Los supervivientes han superado grandes retos. El día de la catástrofe de Nyos, Mercy Bih se dirigía a Wum con unos 100 dólares -una suma considerable en Camerún- para comprar suministros para su familia ampliada de 26 miembros. Todos sus familiares murieron. Ella tenía 12 años. Devolvió las provisiones y se le reembolsaron los 100 dólares que había ahorrado. Ahora, con 29 años y madre de dos hijos, es propietaria del Lake Nyos Survival Good Faith Club, un restaurante de cuatro mesas en Wum que sirve cerveza fría y la mejor caballa a la parrilla en kilómetros. «Tuve suerte», dice. «Algunos se quedaron sin nada».

Aunque los militares cameruneses habían expulsado a la mayoría de los que no habían huido de la zona por su cuenta, a Che, que vivía en un terreno elevado, se le permitió quedarse, junto con su mujer y sus hijos, que también habían sobrevivido. Sin embargo, los siete hijos de su tío habían quedado huérfanos a causa del desastre, y la tradición obligó a Che a adoptarlos a todos, con lo que su prole ascendió a 11. Los ingresos de Che han aumentado gracias a los científicos extranjeros que trabajan en la zona, que le pagan por medir el nivel de los lagos y por vigilar los equipos, entre otras cosas.

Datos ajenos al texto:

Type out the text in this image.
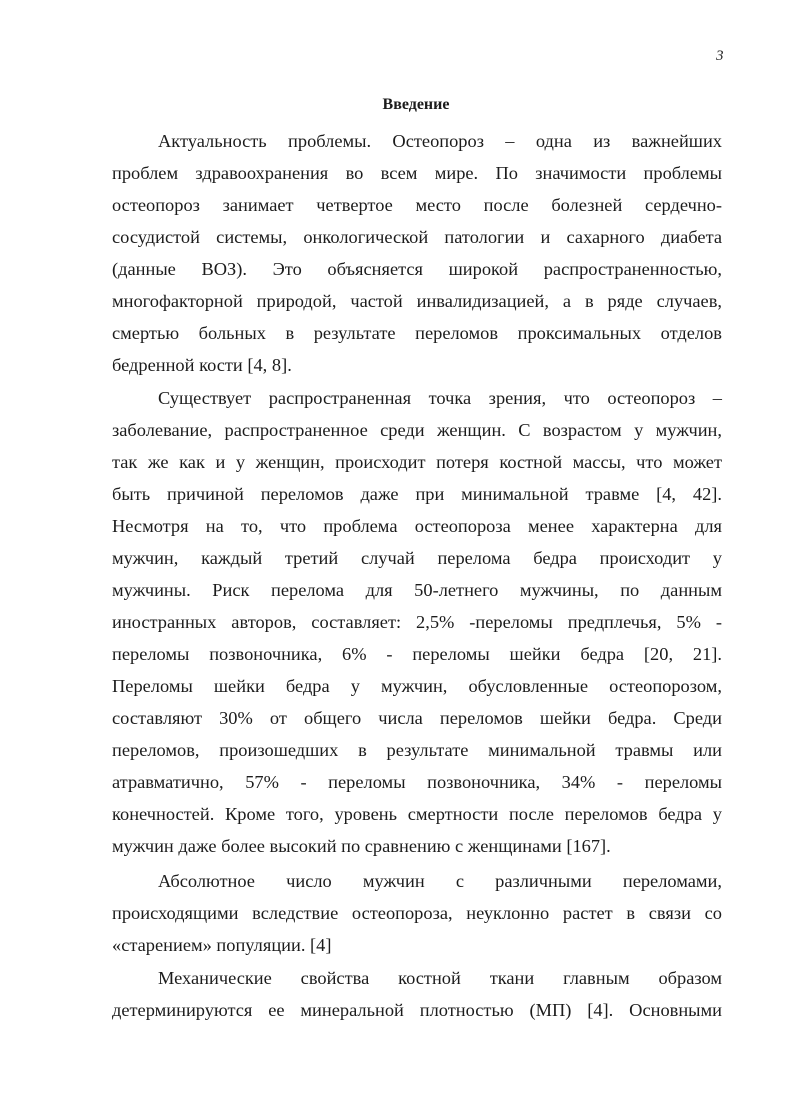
3
Введение
Актуальность проблемы. Остеопороз – одна из важнейших
проблем здравоохранения во всем мире. По значимости проблемы
остеопороз занимает четвертое место после болезней сердечно-
сосудистой системы, онкологической патологии и сахарного диабета
(данные ВОЗ). Это объясняется широкой распространенностью,
многофакторной природой, частой инвалидизацией, а в ряде случаев,
смертью больных в результате переломов проксимальных отделов
бедренной кости [4, 8].
Существует распространенная точка зрения, что остеопороз –
заболевание, распространенное среди женщин. С возрастом у мужчин,
так же как и у женщин, происходит потеря костной массы, что может
быть причиной переломов даже при минимальной травме [4, 42].
Несмотря на то, что проблема остеопороза менее характерна для
мужчин, каждый третий случай перелома бедра происходит у
мужчины. Риск перелома для 50-летнего мужчины, по данным
иностранных авторов, составляет: 2,5% -переломы предплечья, 5% -
переломы позвоночника, 6% - переломы шейки бедра [20, 21].
Переломы шейки бедра у мужчин, обусловленные остеопорозом,
составляют 30% от общего числа переломов шейки бедра. Среди
переломов, произошедших в результате минимальной травмы или
атравматично, 57% - переломы позвоночника, 34% - переломы
конечностей. Кроме того, уровень смертности после переломов бедра у
мужчин даже более высокий по сравнению с женщинами [167].
Абсолютное число мужчин с различными переломами,
происходящими вследствие остеопороза, неуклонно растет в связи со
«старением» популяции. [4]
Механические свойства костной ткани главным образом
детерминируются ее минеральной плотностью (МП) [4]. Основными
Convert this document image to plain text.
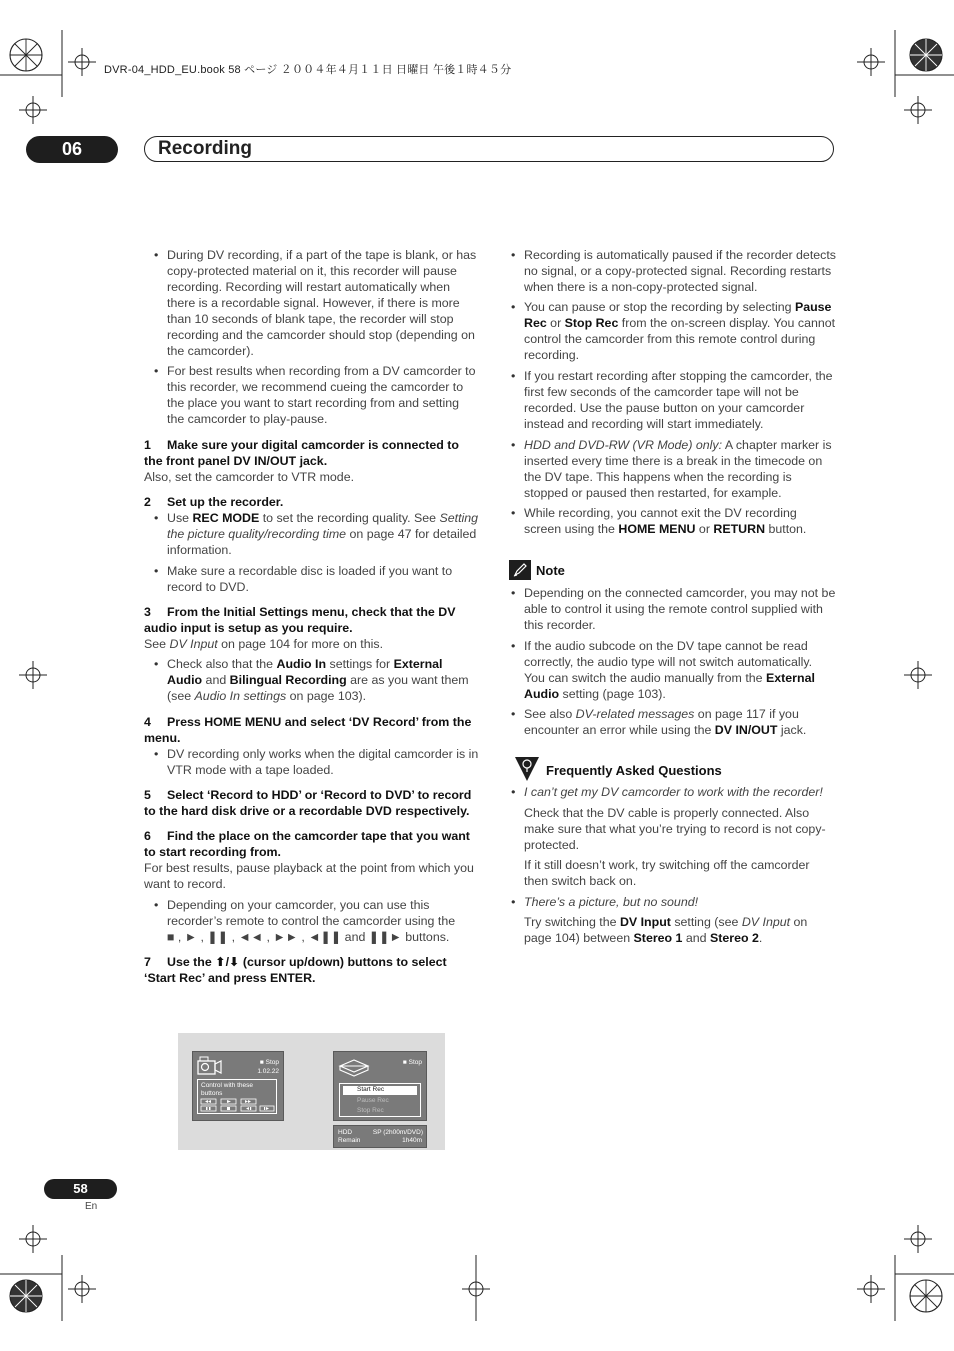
DVR-04_HDD_EU.book 58 ページ ２００４年４月１１日 日曜日 午後１時４５分
06	Recording

• During DV recording, if a part of the tape is blank, or has copy-protected material on it, this recorder will pause recording. Recording will restart automatically when there is a recordable signal. However, if there is more than 10 seconds of blank tape, the recorder will stop recording and the camcorder should stop (depending on the camcorder).

• For best results when recording from a DV camcorder to this recorder, we recommend cueing the camcorder to the place you want to start recording from and setting the camcorder to play-pause.

1 Make sure your digital camcorder is connected to the front panel DV IN/OUT jack.

Also, set the camcorder to VTR mode.

2 Set up the recorder.

• Use REC MODE to set the recording quality. See Setting the picture quality/recording time on page 47 for detailed information.

• Make sure a recordable disc is loaded if you want to record to DVD.

3 From the Initial Settings menu, check that the DV audio input is setup as you require.

See DV Input on page 104 for more on this.

• Check also that the Audio In settings for External Audio and Bilingual Recording are as you want them (see Audio In settings on page 103).

4 Press HOME MENU and select ‘DV Record’ from the menu.

• DV recording only works when the digital camcorder is in VTR mode with a tape loaded.

5 Select ‘Record to HDD’ or ‘Record to DVD’ to record to the hard disk drive or a recordable DVD respectively.

6 Find the place on the camcorder tape that you want to start recording from.

For best results, pause playback at the point from which you want to record.

• Depending on your camcorder, you can use this recorder’s remote to control the camcorder using the
■ , ► , ❚❚ , ◄◄ , ►► , ◄❚❚ and ❚❚► buttons.

7 Use the ⬆/⬇ (cursor up/down) buttons to select ‘Start Rec’ and press ENTER.

■ Stop
1.02.22
Control with these buttons
■ Stop
Start Rec
Pause Rec
Stop Rec
HDD	SP (2h00m/DVD)
Remain	1h40m

• Recording is automatically paused if the recorder detects no signal, or a copy-protected signal. Recording restarts when there is a non-copy-protected signal.

• You can pause or stop the recording by selecting Pause Rec or Stop Rec from the on-screen display. You cannot control the camcorder from this remote control during recording.

• If you restart recording after stopping the camcorder, the first few seconds of the camcorder tape will not be recorded. Use the pause button on your camcorder instead and recording will start immediately.

• HDD and DVD-RW (VR Mode) only: A chapter marker is inserted every time there is a break in the timecode on the DV tape. This happens when the recording is stopped or paused then restarted, for example.

• While recording, you cannot exit the DV recording screen using the HOME MENU or RETURN button.

Note

• Depending on the connected camcorder, you may not be able to control it using the remote control supplied with this recorder.

• If the audio subcode on the DV tape cannot be read correctly, the audio type will not switch automatically. You can switch the audio manually from the External Audio setting (page 103).

• See also DV-related messages on page 117 if you encounter an error while using the DV IN/OUT jack.

Frequently Asked Questions

• I can’t get my DV camcorder to work with the recorder!

Check that the DV cable is properly connected. Also make sure that what you’re trying to record is not copy-protected.

If it still doesn’t work, try switching off the camcorder then switch back on.

• There’s a picture, but no sound!

Try switching the DV Input setting (see DV Input on page 104) between Stereo 1 and Stereo 2.

58
En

En cuanto a Halima Suley, ella y su marido tienen ahora cinco hijos nacidos desde la tragedia. Una mañana, justo antes del amanecer, subimos al nuevo recinto de Suley y Ahmadou, situado en un estrecho paso sobre el lago. Con una brisa refrescante, vislumbramos cabañas de paja y vallas para el ganado. En la parte de atrás, Ahmadou ordeñaba las vacas; ahora el rebaño sólo cuenta con 40 ejemplares. Suley nos recibió en el patio perfectamente barrido de la familia con sus hijos, desde Ahmadou, de 15 años, hasta Nafih, de 2. Suley preparó té dulce con leche fresca y acunó a la pequeña. «Ya no pienso en el desastre», dice. «Tengo más hijos. Pienso en los niños que tengo ahora». Sonrió. «El único problema es la falta de ganado para alimentarlos y para pagarles la escuela».

Ahmadou dice: «Si pienso en lo que fui, en lo que fue la familia, puedo volverme loca. Así que intento no hacerlo. Somos creyentes. Tus hijos pueden sobrevivirte, o tú puedes sobrevivir a tus hijos: todo está en manos de Dios». Dice que aprecia el trabajo de los científicos. «Cuando sentimos su presencia, estamos mucho más tranquilos, porque creemos que se está haciendo algo». Pero, admite, «cuando se van, vivimos con miedo».